Kniefall der ÖVP vor der FPÖ – ist Schwarz/Türkis-Blau bereits paktiert?

 Steiner: Einseitige politische Entscheidung der ÖVP zugunsten einer nicht im Landtag vertretenen Partei

Schwarz/Türkis-Blau in Salzburg wurde heute im Landtagsausschuss in einem ersten Schritt der Weg geebnet. Die Regierungsparteien haben entschieden, dass der FPÖ bei der Landtagswahl der vierte Platz am Stimmzettel zugewiesen wird, obwohl der Gutachter eindeutig festgestellt hat, dass weder FPÖ noch FPS dieser Platz zusteht.

In der heutigen Ausschusssitzung des Landtages hat auch der Landeslegist bestätigt, dass diese Angelegenheit rechtlich nicht eindeutig und eine reine politische Entscheidung ist. Offenkundig wurde dabei, dass eine erfolgreiche Wahlanfechtung nicht ausgeschlossen werden konnte. „Es ist offensichtlich, dass die Politik der sozialen Kälte, wie sie bereits im Bund praktiziert wird, auch in Salzburg Einzug halten soll“, so Steiner.

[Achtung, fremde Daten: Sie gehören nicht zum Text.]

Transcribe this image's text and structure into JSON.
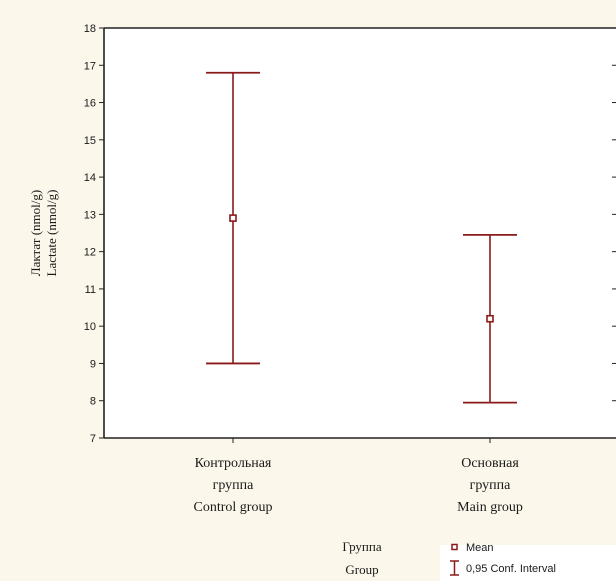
{
  "chart_data": {
    "type": "errorbar",
    "ylabel": [
      "Лактат (nmol/g)",
      "Lactate (nmol/g)"
    ],
    "ylim": [
      7,
      18
    ],
    "yticks": [
      7,
      8,
      9,
      10,
      11,
      12,
      13,
      14,
      15,
      16,
      17,
      18
    ],
    "categories": [
      [
        "Контрольная",
        "группа",
        "Control group"
      ],
      [
        "Основная",
        "группа",
        "Main group"
      ]
    ],
    "points": [
      {
        "mean": 12.9,
        "ci_low": 9.0,
        "ci_high": 16.8
      },
      {
        "mean": 10.2,
        "ci_low": 7.95,
        "ci_high": 12.45
      }
    ],
    "xlabel": [
      "Группа",
      "Group"
    ],
    "legend": {
      "mean_label": "Mean",
      "ci_label": "0,95 Conf. Interval",
      "position": "bottom-right"
    },
    "marker_color": "#8b1a1a",
    "grid": false
  }
}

Der Gutachter kam eindeutig zum Schluss, dass die Beisitzer und der vierte Listenplatz weder der FPÖ noch der FPS zustünden. Für uns wäre daher der logische Schluss, dass derjenige den vierten Platz erhält, der zuerst die Wahlvorschläge einbringt. Von diesem Vorschlag wollte man aber nichts wissen, weil die ÖVP bereits vor der FPÖ auf die Knie gefallen ist. Steiner hielt in diesem Zusammenhang eindeutig fest, dass die ÖVP bewusst eine parteipolitische Entscheidung zu Gunsten der FPÖ getroffen hat. „Dieses Handeln der Salzburger Landesregierung ist demokratiepolitisch unfair und die Auswirkungen auf den Wahlgang sind noch nicht abzuschätzen. So viel zur Fairness im Wahlkampf“, so Steiner abschließend.